Molecular-, Cellular- and Pharmacobiology Section, Institute of Pharmaceutical Biology, University of Bonn, Bonn, Germany.
Nat Protoc. 2011 Oct 20;6(11):1748-60. doi: 10.1038/nprot.2011.386.
Label-free dynamic mass redistribution (DMR) is a cutting-edge assay technology that enables real-time detection of integrated cellular responses in living cells. It relies on detection of refractive index alterations on biosensor-coated microplates that originate from stimulus-induced changes in the total biomass proximal to the sensor surface. Here we describe a detailed protocol to apply DMR technology to frame functional behavior of G protein-coupled receptors that are traditionally examined with end point assays on the basis of detection of individual second messengers, such as cAMP, Ca(2+) or inositol phosphates. The method can be readily adapted across diverse cellular backgrounds (adherent or suspension), including primary human cells. Real-time recordings can be performed in 384-well microtiter plates and be completed in 2 h, or they can be extended to several hours depending on the biological question to be addressed. The entire procedure, including cell harvesting and DMR detection, takes 1-2 d.
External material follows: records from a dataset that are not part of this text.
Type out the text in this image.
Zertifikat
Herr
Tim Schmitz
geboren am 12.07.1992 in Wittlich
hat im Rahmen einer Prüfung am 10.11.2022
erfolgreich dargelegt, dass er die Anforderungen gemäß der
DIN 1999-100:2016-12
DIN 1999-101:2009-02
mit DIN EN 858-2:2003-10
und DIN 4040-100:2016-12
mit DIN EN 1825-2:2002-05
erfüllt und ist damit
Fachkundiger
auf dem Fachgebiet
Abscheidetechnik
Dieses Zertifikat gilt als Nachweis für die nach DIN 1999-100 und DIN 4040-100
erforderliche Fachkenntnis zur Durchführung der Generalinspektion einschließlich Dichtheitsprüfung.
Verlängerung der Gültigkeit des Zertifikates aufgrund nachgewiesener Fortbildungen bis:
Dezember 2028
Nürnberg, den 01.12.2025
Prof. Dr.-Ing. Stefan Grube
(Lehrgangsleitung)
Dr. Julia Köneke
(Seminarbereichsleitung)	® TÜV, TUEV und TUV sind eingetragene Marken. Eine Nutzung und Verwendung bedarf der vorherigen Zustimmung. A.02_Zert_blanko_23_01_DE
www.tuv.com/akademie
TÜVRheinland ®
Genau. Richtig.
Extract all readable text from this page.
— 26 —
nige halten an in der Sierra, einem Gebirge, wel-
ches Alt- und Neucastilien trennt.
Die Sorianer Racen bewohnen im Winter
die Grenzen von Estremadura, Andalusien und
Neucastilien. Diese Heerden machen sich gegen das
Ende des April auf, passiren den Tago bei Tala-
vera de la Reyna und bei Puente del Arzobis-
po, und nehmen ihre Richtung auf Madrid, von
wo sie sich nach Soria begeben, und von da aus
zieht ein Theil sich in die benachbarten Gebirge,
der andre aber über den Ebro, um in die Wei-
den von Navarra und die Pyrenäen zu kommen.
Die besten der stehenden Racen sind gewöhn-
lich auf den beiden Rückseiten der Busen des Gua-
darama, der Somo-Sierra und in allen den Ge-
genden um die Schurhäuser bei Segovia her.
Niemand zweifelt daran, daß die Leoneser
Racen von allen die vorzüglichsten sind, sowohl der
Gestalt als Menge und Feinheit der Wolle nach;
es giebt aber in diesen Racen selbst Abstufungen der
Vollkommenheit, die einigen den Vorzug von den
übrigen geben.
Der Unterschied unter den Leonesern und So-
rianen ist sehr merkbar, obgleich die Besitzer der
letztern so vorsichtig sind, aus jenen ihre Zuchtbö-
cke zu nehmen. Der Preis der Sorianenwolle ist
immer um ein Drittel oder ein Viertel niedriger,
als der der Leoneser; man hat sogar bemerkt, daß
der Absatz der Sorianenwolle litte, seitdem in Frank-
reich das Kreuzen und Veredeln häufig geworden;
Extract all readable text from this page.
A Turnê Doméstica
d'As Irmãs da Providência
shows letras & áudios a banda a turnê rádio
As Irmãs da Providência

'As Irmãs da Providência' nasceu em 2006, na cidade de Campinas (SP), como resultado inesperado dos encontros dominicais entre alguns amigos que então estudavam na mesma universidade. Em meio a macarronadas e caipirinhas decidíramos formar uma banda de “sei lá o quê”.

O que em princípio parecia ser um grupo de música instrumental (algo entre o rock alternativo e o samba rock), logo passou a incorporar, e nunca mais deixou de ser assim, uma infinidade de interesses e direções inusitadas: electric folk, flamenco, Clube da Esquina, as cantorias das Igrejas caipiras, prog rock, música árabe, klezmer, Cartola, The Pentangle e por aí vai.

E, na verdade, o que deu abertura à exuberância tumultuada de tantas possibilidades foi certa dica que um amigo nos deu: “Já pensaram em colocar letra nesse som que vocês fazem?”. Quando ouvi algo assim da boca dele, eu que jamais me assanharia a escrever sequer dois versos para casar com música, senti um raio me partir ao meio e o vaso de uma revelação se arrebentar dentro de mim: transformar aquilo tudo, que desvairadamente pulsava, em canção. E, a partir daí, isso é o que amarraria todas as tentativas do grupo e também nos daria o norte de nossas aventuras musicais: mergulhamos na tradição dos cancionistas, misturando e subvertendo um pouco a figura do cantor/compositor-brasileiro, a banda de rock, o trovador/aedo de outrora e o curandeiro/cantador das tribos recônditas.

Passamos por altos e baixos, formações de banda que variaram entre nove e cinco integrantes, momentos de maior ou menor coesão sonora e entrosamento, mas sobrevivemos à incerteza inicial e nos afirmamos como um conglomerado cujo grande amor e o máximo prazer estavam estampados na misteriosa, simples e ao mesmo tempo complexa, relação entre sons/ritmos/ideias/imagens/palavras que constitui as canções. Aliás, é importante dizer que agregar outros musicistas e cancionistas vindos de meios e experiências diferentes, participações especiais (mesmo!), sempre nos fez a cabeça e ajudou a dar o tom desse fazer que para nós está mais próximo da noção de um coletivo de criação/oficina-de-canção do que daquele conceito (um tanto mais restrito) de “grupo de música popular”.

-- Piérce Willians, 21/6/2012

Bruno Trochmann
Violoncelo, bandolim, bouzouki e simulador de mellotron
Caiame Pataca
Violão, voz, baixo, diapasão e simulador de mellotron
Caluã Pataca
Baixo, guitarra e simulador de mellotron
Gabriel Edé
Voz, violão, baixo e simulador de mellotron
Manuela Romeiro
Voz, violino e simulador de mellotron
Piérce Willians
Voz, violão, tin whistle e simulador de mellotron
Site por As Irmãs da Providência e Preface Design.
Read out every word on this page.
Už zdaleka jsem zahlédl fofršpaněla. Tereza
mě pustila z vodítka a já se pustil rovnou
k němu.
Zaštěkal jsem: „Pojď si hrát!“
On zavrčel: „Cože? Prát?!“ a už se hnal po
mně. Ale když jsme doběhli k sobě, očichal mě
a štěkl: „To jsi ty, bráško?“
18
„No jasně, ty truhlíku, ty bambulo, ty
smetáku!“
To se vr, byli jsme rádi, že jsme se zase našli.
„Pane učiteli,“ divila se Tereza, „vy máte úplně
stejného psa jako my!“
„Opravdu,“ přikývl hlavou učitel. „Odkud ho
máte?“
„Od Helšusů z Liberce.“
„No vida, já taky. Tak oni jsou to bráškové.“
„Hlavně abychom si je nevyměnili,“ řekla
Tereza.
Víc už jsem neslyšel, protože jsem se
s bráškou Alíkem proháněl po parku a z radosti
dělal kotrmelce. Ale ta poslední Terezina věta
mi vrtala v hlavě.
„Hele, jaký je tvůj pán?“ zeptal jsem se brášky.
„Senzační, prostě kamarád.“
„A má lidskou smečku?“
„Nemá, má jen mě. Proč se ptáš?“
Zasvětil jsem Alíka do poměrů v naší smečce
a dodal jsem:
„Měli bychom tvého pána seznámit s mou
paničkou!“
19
无标记动态质量重分布(DMR)是一种前沿的检测技术,可实时检测活细胞中整合的细胞反应。它依赖于检测涂有生物传感器的微板上的折射率变化,这些变化源于传感器表面附近总生物量因刺激而发生的变化。在这里,我们描述了一个详细的方案,将 DMR 技术应用于检测 G 蛋白偶联受体的功能行为,该受体通常通过检测单个第二信使(如 cAMP、Ca(2+)或肌醇磷酸盐)的终点分析来进行检查。该方法可以轻松适应各种细胞背景(贴壁或悬浮),包括原代人细胞。实时记录可以在 384 孔微量滴定板中进行,2 小时内完成,也可以根据要解决的生物学问题延长至数小时。整个过程,包括细胞收获和 DMR 检测,需要 1-2 天。